Did you catch World Cup fever? I haven’t. I guess I fit the stereotype. I want more speed, more scoring chances, and penalty flags instead of red and yellow cards. And I know it’s wildly inconsistent that I’m a big baseball fan.

Still I’ve watched some of the games, and I was thrilled when Landon Donovan scored in the waning minutes to give the U.S. a victory and help it advance to the knockout round. (If the sport had more terms like knockout round, I’d probably be hooked.)

Still, if Twitter feeds are to be believed, I’m increasingly in the minority. The blogosphere has been full of reports that Twitter and Facebook were saturated with posts during the waning moments of big games. And ESPN has promoted its success marketing the games, reporting good-to-excellent television ratings.

Still the data are suspect. What are saturated Twitter and Facebook feeds? How do they compare to similar data when the last World Cup was played? As for television ratings, the Los Angeles Times reported, “Saturday's match between the U.S. and England on ABC and the Spanish-language network Univision scored an average of 14.5 million viewers, making it the most-watched first-round contest in the history of World Cup telecasts in America, according to the Nielsen Co. Through the first eight matches, the series averaged 3 million viewers on ESPN and ABC, for a hefty 75% rise over the 2006 games in Germany. (By comparison, this month's NBA Finals on ABC have averaged 16.2 million viewers over five games.)” These were some of the highest ratings since the tournament was held in Chicago 16 years ago. As I read these numbers, I see a lot of subjectivity and spin.

Using similar measures, cloud computing is also very popular today. I regularly see good friends on Twitter posting about the cloud, and I definitely see some spikes in traffic during key events. Data center conferences, magazines, and web sites prominently feature coverage of the cloud and how it will affect data center construction.

I’ll admit interest in the cloud is real, as it is for soccer. Many are fascinated by its potential, but I’ve yet to see statistics that match the amount of conversation generated at tradeshows and on Twitter.

Just yesterday, for example, I spoke to four speakers from the Turner Logistics Conference, which was held in Dallas, TX. Damon Barnett, manager business development, Turner Global Sourcing Solutions, Turner Construction Company; Paul Lancaster, director of Business Development, GoGrid; Bob Lozano, founder and chief strategist, Appistry; and Scott Thomas, vice president for Sales Engagement, Terremark Worldwide recounted the potential benefits of the cloud (and they are significant). These benefits include cost control, reduced energy use and cost, and scalability for the end user. The cloud, they agreed, could have helped AT&T avoid melting down when iPhone models went on sale last week.

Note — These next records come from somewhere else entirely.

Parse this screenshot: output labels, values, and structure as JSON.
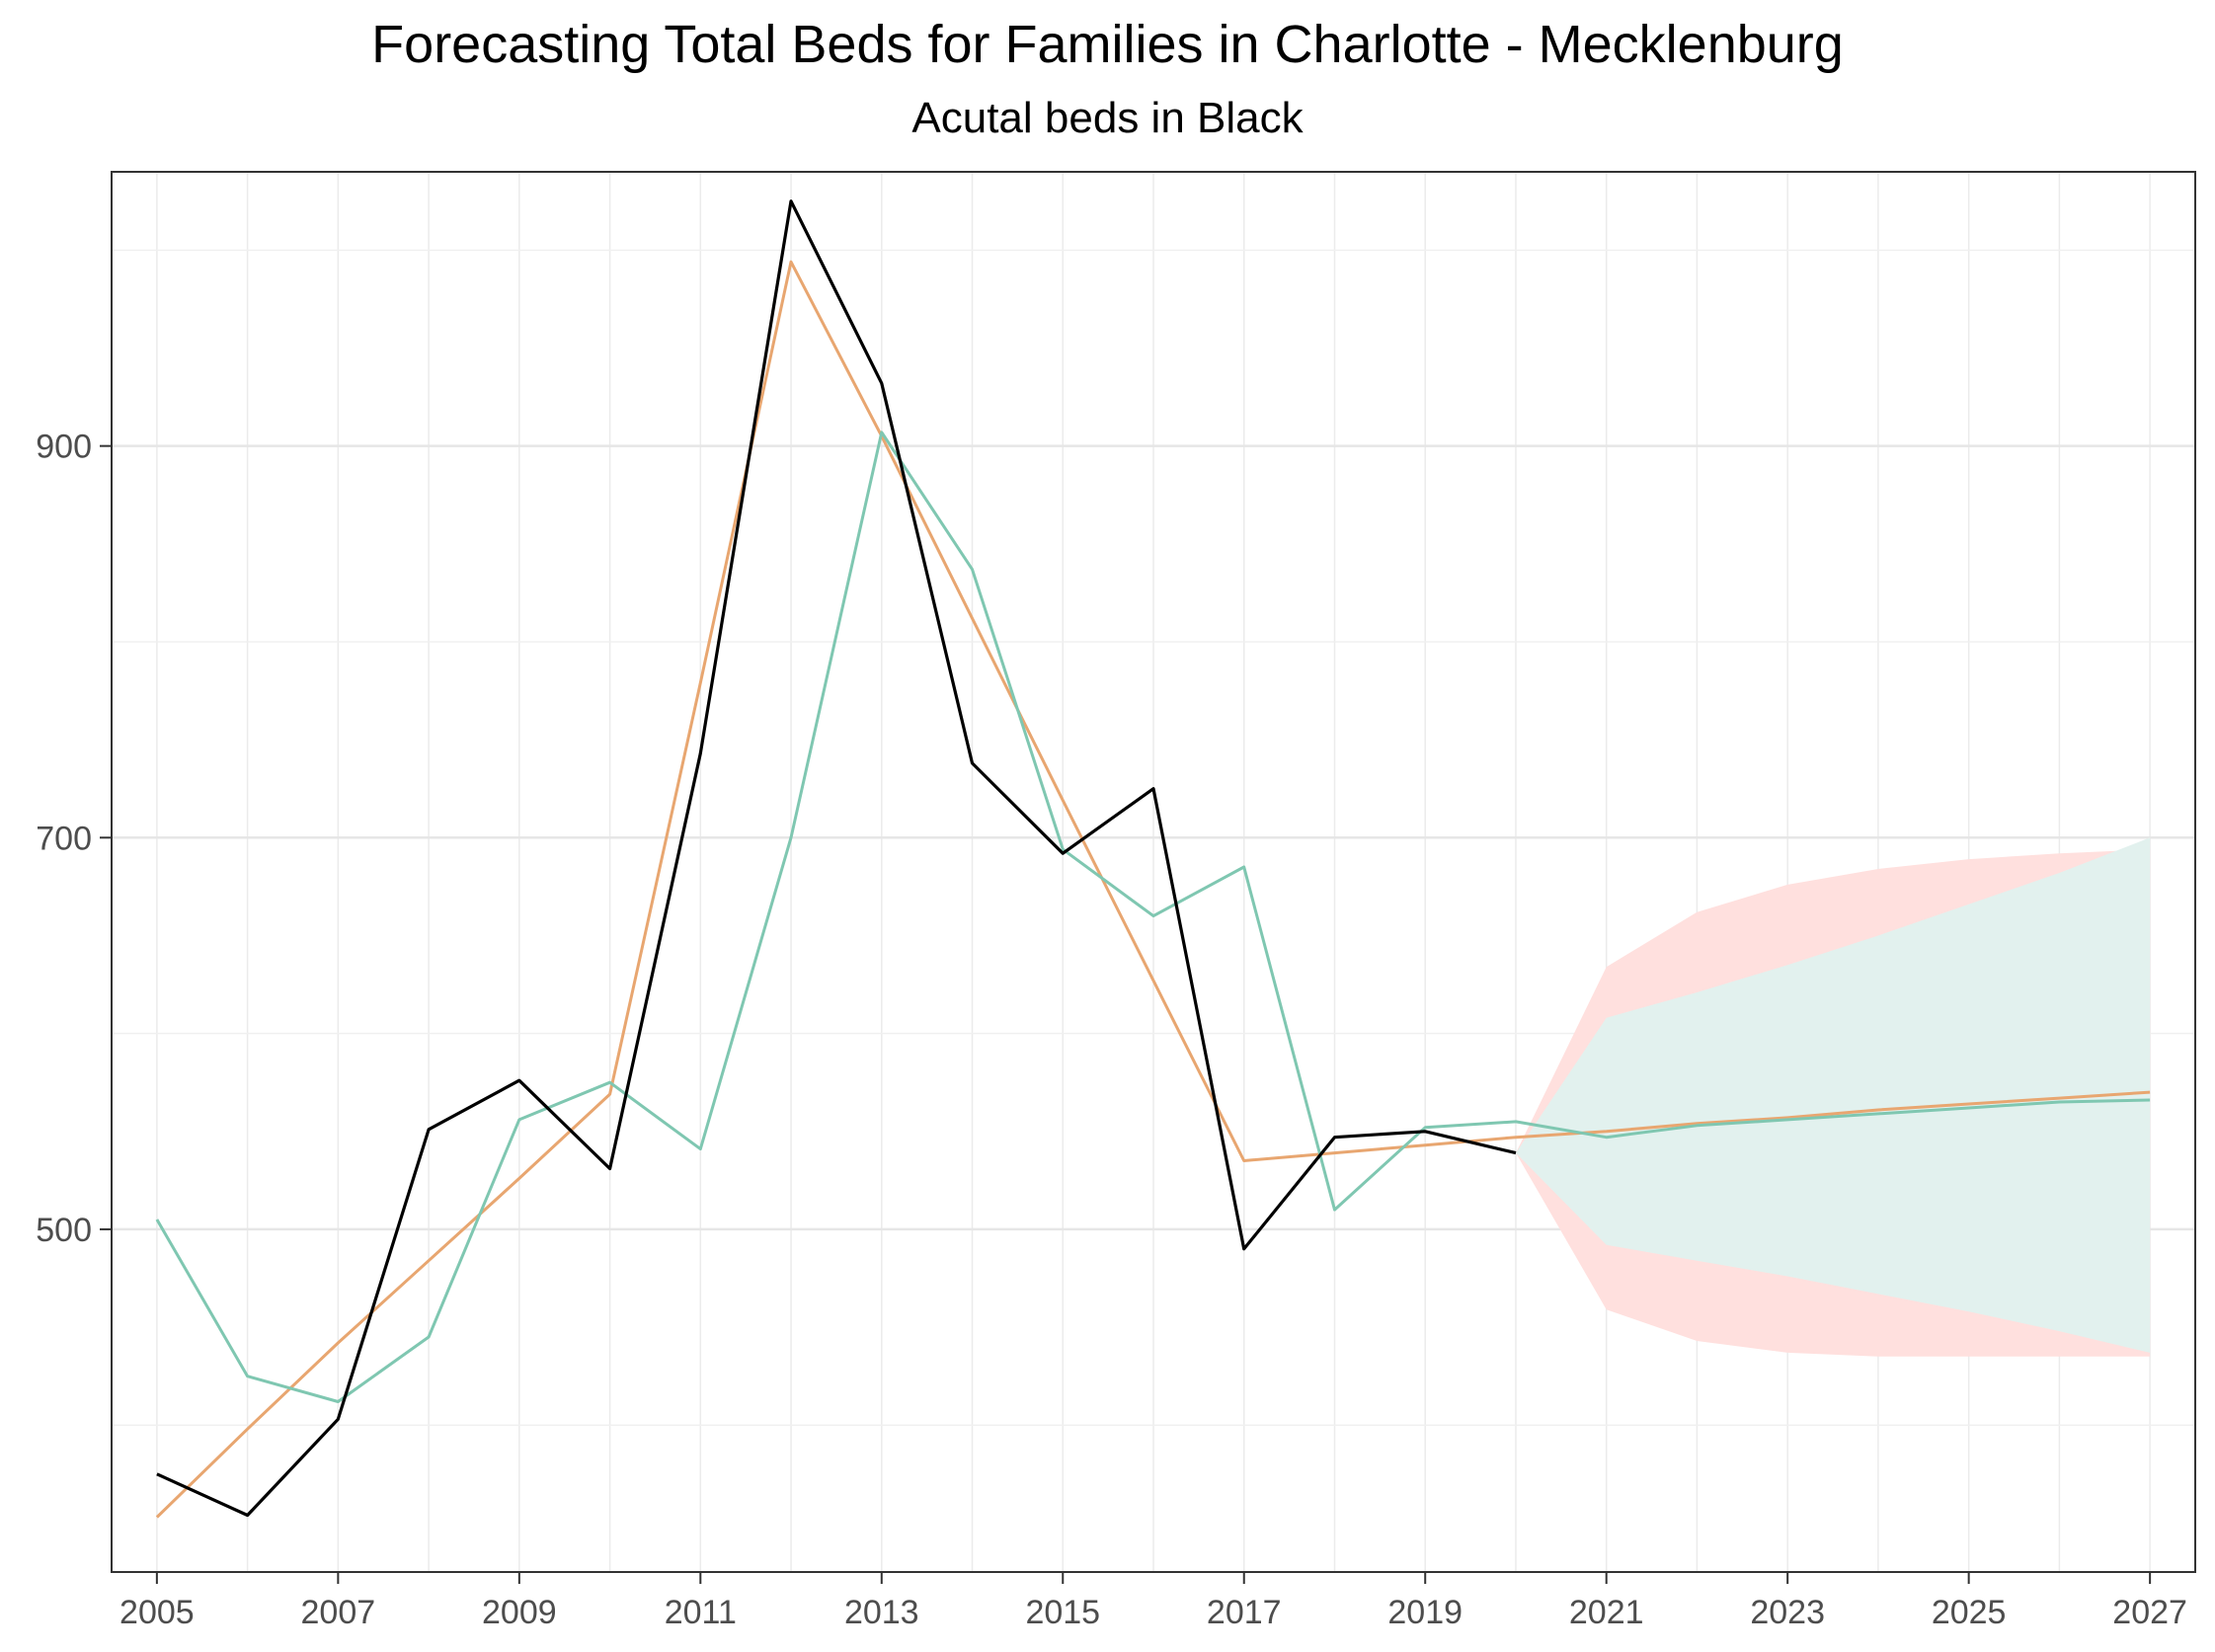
{
  "chart_data": {
    "type": "line",
    "title": "Forecasting Total Beds for Families in Charlotte - Mecklenburg",
    "subtitle": "Acutal beds in Black",
    "xlabel": "",
    "ylabel": "",
    "xlim": [
      2004.5,
      2027.5
    ],
    "ylim": [
      325,
      1040
    ],
    "x_ticks": [
      2005,
      2007,
      2009,
      2011,
      2013,
      2015,
      2017,
      2019,
      2021,
      2023,
      2025,
      2027
    ],
    "y_ticks": [
      500,
      700,
      900
    ],
    "grid": true,
    "legend": "none",
    "series": [
      {
        "color": "#000000",
        "x": [
          2005,
          2006,
          2007,
          2008,
          2009,
          2010,
          2011,
          2012,
          2013,
          2014,
          2015,
          2016,
          2017,
          2018,
          2019,
          2020
        ],
        "values": [
          375,
          354,
          403,
          551,
          576,
          531,
          743,
          1025,
          932,
          738,
          692,
          725,
          490,
          547,
          550,
          539
        ]
      },
      {
        "color": "#E8A670",
        "x": [
          2005,
          2006,
          2007,
          2008,
          2009,
          2010,
          2011,
          2012,
          2013,
          2014,
          2015,
          2016,
          2017,
          2018,
          2019,
          2020,
          2021,
          2022,
          2023,
          2024,
          2025,
          2026,
          2027
        ],
        "values": [
          353,
          398,
          442,
          484,
          526,
          569,
          779,
          994,
          905,
          812,
          719,
          627,
          535,
          539,
          543,
          547,
          550,
          554,
          557,
          561,
          564,
          567,
          570
        ]
      },
      {
        "color": "#7FC7B1",
        "x": [
          2005,
          2006,
          2007,
          2008,
          2009,
          2010,
          2011,
          2012,
          2013,
          2014,
          2015,
          2016,
          2017,
          2018,
          2019,
          2020,
          2021,
          2022,
          2023,
          2024,
          2025,
          2026,
          2027
        ],
        "values": [
          505,
          425,
          412,
          445,
          556,
          575,
          541,
          700,
          907,
          837,
          694,
          660,
          685,
          510,
          552,
          555,
          547,
          553,
          556,
          559,
          562,
          565,
          566
        ]
      }
    ],
    "bands": [
      {
        "color": "#FFE0DE",
        "x": [
          2020,
          2021,
          2022,
          2023,
          2024,
          2025,
          2026,
          2027
        ],
        "lower": [
          539,
          459,
          443,
          437,
          435,
          435,
          435,
          435
        ],
        "upper": [
          539,
          634,
          662,
          676,
          684,
          689,
          692,
          694
        ]
      },
      {
        "color": "#E2F1EE",
        "x": [
          2020,
          2021,
          2022,
          2023,
          2024,
          2025,
          2026,
          2027
        ],
        "lower": [
          539,
          492,
          484,
          476,
          467,
          458,
          448,
          437
        ],
        "upper": [
          539,
          608,
          621,
          635,
          650,
          666,
          682,
          700
        ]
      }
    ]
  }
}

The panelists are realists, and they are re agreed that cloud computing is still in its very early stages. Yet signs such as new products indicate that vendors think a market will emerge. Yet, I think large-scale movement to the cloud is not a sure thing. Barriers such as security concerns have not yet been resolved, and competitive computing strategies may prove better at enabling customers to achieve their reliability goals while controlling costs.

Continuing growth in the colo market, for examples, indicates that many firms, both large and small, want at least a measure of responsibility for their hardware and control.

I’d love to hear what you think. Are you thinking of moving to the cloud? If so, why? If not, what’s stopping you?